In a poem of mine, I once borrowed the lines “If you can’t be free, be a mystery” from Rita Dove’s “Canary.” Using the lines, I possessed, for a moment, a rare kind of clarity. You gotta know who you are and who people imagine you to be, to really be free in this world. This new collection, “Playlist for the Apocalypse,” is a bounty of such moments. Like this one, in “Postlude,” where Dove doesn’t stop at “you prefer me invisible,” but reminds you (America, maybe) that “this is my business.” Selected by Reginald Dwayne Betts

Credit…Illustration by R. O. Blechman

Postlude

By Rita Dove

Stay by the hearth, little cricket.
Cendrillon

You prefer me invisible, no more than
a crisp salute far away from
your silks and firewood and woolens.

Out of sight, I’m merely an annoyance,
one slim, obstinate wrinkle in night’s
deepening trance. When sleep fails,

you wish me shushed and back in my hole.
As usual, you’re not listening: Time stops
only if you stop long enough to hear it

passing. This is my business:
I’ve got ten weeks left to croon through.
What you hear is a lifetime of song.


Reginald Dwayne Betts is a poet and lawyer.
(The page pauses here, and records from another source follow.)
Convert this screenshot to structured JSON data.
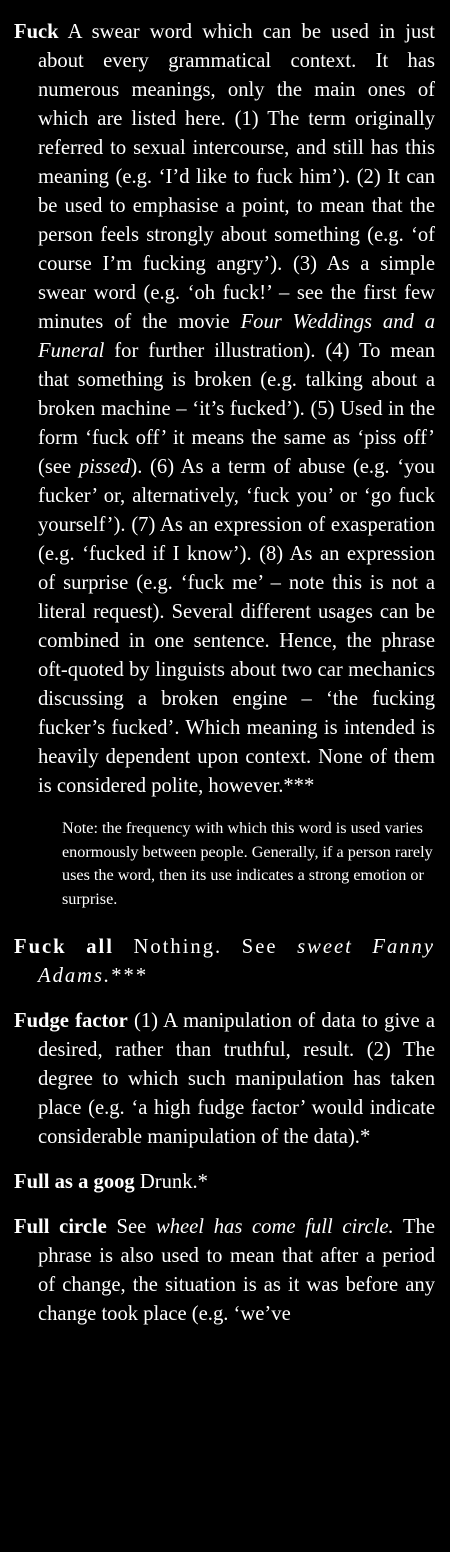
{
  "entries": [
    {
      "headword": "Fuck",
      "def_1": " A swear word which can be used in just about every grammatical context. It has numerous meanings, only the main ones of which are listed here. (1) The term originally referred to sexual intercourse, and still has this meaning (e.g. ‘I’d like to fuck him’). (2) It can be used to emphasise a point, to mean that the person feels strongly about something (e.g. ‘of course I’m fucking angry’). (3) As a simple swear word (e.g. ‘oh fuck!’ – see the first few minutes of the movie ",
      "italic_1": "Four Weddings and a Funeral",
      "def_2": " for further illustration). (4) To mean that something is broken (e.g. talking about a broken machine – ‘it’s fucked’). (5) Used in the form ‘fuck off’ it means the same as ‘piss off’ (see ",
      "italic_2": "pissed",
      "def_3": "). (6) As a term of abuse (e.g. ‘you fucker’ or, alternatively, ‘fuck you’ or ‘go fuck yourself’). (7) As an expression of exasperation (e.g. ‘fucked if I know’). (8) As an expression of surprise (e.g. ‘fuck me’ – note this is not a literal request). Several different usages can be combined in one sentence. Hence, the phrase oft-quoted by linguists about two car mechanics discussing a broken engine – ‘the fucking fucker’s fucked’. Which meaning is intended is heavily dependent upon context. None of them is considered polite, however.***",
      "note": "Note: the frequency with which this word is used varies enormously between people. Generally, if a person rarely uses the word, then its use indicates a strong emotion or surprise."
    },
    {
      "headword": "Fuck all",
      "def_1": " Nothing. See ",
      "italic_1": "sweet Fanny Adams.",
      "def_2": "***"
    },
    {
      "headword": "Fudge factor",
      "def_1": " (1) A manipulation of data to give a desired, rather than truthful, result. (2) The degree to which such manipulation has taken place (e.g. ‘a high fudge factor’ would indicate considerable manipulation of the data).*"
    },
    {
      "headword": "Full as a goog",
      "def_1": " Drunk.*"
    },
    {
      "headword": "Full circle",
      "def_1": " See ",
      "italic_1": "wheel has come full circle.",
      "def_2": " The phrase is also used to mean that after a period of change, the situation is as it was before any change took place (e.g. ‘we’ve"
    }
  ]
}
He created Freedom Reads, an initiative to curate microlibraries and install them in prisons across the country. His latest collection of poetry, “Felon,” explores the post-incarceration experience. His 2018 article in The New York Times Magazine about his journey from teenage carjacker to working lawyer won a National Magazine Award. Rita Dove is a Pulitzer Prize-winning poet and former U.S. Poet Laureate whose latest collection is “Playlist for the Apocalypse” (W.W. Norton, 2021). She is the Henry Hoyns Professor of Creative Writing in the English Department at the University of Virginia.